Questions about being and nothingness and infinity and finitude are not imponderable. In fact, they demand we ponder. It’s not a cliché to ask about the meaning of life: it’s mandatory.
I watched a bit of Life Below Zero a few months ago. I don’t know why I did. It’s a hazard when you’re couch surfing. You find something so bizarre, so out of your normal range of interest that you’re drawn to it in all its weirdness. The segment I watched was about a guy who, on his own, was getting ready for winter and building an igloo. And if I tell you that he was in the middle of nowhere, it couldn’t convey just how remote a location he was settling in.
In a million years I would say no. For a million dollars I would say no way. But this man was extending himself way outside his defined box. He was pushing the envelope awfully hard, “for the sake of discovery and adventure”.

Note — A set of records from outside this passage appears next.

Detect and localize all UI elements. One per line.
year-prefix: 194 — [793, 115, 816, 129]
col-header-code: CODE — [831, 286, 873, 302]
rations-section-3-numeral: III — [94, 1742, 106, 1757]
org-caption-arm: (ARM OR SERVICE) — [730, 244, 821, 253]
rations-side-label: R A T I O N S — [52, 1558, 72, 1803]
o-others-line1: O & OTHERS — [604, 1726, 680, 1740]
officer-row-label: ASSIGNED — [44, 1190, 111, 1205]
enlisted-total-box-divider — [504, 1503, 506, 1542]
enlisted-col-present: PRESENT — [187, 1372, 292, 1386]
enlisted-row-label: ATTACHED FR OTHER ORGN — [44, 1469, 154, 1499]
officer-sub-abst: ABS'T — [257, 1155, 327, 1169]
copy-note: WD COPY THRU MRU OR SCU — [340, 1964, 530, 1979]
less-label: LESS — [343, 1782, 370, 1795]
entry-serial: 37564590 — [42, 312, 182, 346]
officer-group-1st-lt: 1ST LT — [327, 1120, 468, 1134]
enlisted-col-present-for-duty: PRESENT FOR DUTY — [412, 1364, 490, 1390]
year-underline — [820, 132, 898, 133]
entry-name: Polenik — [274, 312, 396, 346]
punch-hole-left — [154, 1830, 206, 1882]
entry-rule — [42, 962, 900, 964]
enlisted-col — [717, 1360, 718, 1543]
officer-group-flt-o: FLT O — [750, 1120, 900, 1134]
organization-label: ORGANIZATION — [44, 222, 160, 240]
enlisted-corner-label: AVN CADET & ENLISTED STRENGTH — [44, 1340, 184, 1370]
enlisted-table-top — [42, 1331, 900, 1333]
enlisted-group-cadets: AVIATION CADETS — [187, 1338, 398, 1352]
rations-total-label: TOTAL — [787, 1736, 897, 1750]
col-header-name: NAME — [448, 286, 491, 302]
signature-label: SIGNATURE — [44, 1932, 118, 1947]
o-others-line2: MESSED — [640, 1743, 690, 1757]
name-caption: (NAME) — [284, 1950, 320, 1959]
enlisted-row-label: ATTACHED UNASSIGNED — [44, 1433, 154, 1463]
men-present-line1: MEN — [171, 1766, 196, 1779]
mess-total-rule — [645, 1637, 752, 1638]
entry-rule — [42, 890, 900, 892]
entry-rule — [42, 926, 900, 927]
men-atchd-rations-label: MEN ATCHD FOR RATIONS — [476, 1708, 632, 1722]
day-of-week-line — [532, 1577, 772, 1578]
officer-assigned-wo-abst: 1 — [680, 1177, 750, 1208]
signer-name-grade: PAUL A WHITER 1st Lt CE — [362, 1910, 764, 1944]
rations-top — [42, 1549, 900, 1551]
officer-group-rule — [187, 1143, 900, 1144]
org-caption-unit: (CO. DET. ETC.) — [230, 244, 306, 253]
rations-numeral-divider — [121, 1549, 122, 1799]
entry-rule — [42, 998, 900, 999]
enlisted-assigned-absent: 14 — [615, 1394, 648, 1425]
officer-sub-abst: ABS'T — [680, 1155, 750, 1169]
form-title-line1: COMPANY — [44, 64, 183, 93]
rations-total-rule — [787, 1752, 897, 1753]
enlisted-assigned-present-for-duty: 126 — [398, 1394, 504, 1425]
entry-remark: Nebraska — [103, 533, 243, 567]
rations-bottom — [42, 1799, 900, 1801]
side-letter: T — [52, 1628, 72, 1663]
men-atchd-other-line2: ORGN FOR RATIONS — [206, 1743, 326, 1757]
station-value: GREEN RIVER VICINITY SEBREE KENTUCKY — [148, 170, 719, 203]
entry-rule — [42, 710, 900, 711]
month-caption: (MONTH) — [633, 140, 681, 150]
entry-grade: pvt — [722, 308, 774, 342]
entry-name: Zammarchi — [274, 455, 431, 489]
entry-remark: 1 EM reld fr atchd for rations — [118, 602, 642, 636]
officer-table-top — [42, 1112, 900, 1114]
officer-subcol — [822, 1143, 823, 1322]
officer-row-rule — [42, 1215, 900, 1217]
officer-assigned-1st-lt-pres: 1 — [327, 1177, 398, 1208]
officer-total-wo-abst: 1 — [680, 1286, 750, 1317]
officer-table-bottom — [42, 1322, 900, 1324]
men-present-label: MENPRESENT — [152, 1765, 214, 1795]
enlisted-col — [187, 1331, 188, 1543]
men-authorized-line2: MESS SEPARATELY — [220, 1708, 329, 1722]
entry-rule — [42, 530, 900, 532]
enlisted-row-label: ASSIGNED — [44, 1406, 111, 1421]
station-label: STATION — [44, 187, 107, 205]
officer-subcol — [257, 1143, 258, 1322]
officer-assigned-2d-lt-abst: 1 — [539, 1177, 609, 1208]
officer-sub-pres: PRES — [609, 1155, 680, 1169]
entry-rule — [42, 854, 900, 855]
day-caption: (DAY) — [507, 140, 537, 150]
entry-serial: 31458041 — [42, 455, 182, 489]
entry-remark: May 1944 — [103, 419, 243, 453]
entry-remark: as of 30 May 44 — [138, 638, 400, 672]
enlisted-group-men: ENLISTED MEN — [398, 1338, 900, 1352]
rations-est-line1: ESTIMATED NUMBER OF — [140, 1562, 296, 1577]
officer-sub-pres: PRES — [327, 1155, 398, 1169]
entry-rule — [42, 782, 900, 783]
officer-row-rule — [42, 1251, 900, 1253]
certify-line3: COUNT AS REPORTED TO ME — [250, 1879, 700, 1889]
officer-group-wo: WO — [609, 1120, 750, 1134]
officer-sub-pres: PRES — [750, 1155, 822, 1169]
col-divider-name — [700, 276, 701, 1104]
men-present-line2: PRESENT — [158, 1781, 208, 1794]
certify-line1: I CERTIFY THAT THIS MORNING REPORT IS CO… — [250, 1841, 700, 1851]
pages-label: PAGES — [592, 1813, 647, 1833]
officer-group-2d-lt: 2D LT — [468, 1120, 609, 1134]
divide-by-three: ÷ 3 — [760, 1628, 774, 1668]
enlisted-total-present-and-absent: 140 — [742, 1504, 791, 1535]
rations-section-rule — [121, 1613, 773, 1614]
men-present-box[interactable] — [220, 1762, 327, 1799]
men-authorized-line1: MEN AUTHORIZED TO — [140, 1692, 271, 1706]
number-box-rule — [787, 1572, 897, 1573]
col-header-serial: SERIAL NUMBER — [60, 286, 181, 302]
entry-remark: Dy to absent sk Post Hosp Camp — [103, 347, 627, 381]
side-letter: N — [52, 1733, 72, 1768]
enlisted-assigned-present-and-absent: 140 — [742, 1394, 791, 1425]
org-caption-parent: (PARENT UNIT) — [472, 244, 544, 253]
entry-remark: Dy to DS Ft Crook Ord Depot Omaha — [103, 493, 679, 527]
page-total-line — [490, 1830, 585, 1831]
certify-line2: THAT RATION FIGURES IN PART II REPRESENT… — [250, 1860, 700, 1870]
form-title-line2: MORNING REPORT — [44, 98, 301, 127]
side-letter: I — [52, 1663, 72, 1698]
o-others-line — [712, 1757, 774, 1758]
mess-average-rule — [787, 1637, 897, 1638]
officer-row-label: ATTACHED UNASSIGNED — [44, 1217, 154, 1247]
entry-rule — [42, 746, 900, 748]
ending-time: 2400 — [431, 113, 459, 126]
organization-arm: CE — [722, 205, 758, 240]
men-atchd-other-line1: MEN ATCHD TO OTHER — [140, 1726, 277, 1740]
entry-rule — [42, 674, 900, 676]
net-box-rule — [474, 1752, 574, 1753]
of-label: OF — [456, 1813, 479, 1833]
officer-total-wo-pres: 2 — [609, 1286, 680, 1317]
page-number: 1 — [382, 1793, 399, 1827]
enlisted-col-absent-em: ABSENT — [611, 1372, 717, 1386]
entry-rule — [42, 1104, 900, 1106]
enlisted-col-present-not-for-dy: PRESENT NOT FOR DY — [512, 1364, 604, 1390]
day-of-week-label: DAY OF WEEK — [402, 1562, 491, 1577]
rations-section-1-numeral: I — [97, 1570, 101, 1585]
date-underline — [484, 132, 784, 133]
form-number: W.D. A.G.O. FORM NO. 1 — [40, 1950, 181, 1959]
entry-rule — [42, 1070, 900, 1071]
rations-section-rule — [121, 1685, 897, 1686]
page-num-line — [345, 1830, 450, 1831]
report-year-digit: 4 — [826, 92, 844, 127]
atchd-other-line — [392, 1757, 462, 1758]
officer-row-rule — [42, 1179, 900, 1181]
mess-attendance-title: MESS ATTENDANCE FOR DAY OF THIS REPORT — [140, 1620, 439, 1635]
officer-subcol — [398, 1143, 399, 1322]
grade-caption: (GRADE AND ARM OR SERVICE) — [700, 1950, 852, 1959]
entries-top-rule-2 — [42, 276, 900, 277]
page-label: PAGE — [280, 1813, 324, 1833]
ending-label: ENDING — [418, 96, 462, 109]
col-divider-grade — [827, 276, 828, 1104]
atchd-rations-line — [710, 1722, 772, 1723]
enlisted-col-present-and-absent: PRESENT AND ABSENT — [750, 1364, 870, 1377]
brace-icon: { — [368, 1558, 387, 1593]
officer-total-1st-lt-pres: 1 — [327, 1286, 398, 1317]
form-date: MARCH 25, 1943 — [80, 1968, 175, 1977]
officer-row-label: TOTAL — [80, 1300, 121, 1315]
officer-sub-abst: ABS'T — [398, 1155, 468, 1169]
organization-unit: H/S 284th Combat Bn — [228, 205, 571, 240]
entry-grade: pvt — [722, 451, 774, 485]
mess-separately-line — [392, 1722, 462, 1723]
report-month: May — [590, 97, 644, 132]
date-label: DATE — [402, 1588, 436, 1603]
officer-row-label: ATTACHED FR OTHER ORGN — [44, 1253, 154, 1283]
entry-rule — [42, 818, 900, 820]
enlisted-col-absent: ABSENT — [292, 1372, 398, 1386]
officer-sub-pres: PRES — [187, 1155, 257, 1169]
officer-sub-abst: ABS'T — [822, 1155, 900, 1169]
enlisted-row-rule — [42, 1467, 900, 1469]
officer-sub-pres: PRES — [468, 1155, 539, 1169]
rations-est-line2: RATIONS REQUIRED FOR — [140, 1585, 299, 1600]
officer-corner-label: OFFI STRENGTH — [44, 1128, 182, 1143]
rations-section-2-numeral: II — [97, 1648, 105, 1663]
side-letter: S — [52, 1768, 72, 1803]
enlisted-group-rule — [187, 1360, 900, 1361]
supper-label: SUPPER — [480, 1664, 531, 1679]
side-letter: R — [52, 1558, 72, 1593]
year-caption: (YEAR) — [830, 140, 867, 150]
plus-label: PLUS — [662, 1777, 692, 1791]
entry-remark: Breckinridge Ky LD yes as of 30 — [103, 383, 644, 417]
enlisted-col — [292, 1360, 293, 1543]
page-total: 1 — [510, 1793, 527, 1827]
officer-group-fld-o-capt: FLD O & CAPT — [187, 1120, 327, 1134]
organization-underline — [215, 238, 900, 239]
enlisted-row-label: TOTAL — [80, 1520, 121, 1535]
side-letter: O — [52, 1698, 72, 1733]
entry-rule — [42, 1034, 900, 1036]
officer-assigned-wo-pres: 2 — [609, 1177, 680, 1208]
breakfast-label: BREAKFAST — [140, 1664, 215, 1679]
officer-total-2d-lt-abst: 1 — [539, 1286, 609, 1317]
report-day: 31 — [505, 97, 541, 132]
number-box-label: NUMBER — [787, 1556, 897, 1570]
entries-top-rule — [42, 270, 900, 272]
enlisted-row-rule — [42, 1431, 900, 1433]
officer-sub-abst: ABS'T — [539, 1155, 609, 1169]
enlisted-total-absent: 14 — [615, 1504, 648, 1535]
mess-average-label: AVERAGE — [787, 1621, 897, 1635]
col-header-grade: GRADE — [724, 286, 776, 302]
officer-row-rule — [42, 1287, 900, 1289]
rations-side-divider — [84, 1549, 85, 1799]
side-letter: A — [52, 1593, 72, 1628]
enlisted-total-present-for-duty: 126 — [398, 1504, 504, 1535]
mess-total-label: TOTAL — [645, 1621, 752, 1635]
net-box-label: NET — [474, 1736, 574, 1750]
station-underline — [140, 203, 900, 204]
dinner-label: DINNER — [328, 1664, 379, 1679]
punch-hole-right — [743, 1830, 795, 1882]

Does the show, Life Before Zero change the world? Probably not. But it certainly expanded the consciousness of the igloo builder. And it reminded me that an eagerness to explore is not represented by where you stay: exploration is about where you go. Look at Sir Edmund Hillary and Tenzig Norga, the first people to climb Mt Everest. Look at Stephen Hawking, one of the greatest theoretical physicists of the modern age. There’s so much spacetime to cover between Hillary and Hawking. I hope we never stop exploring.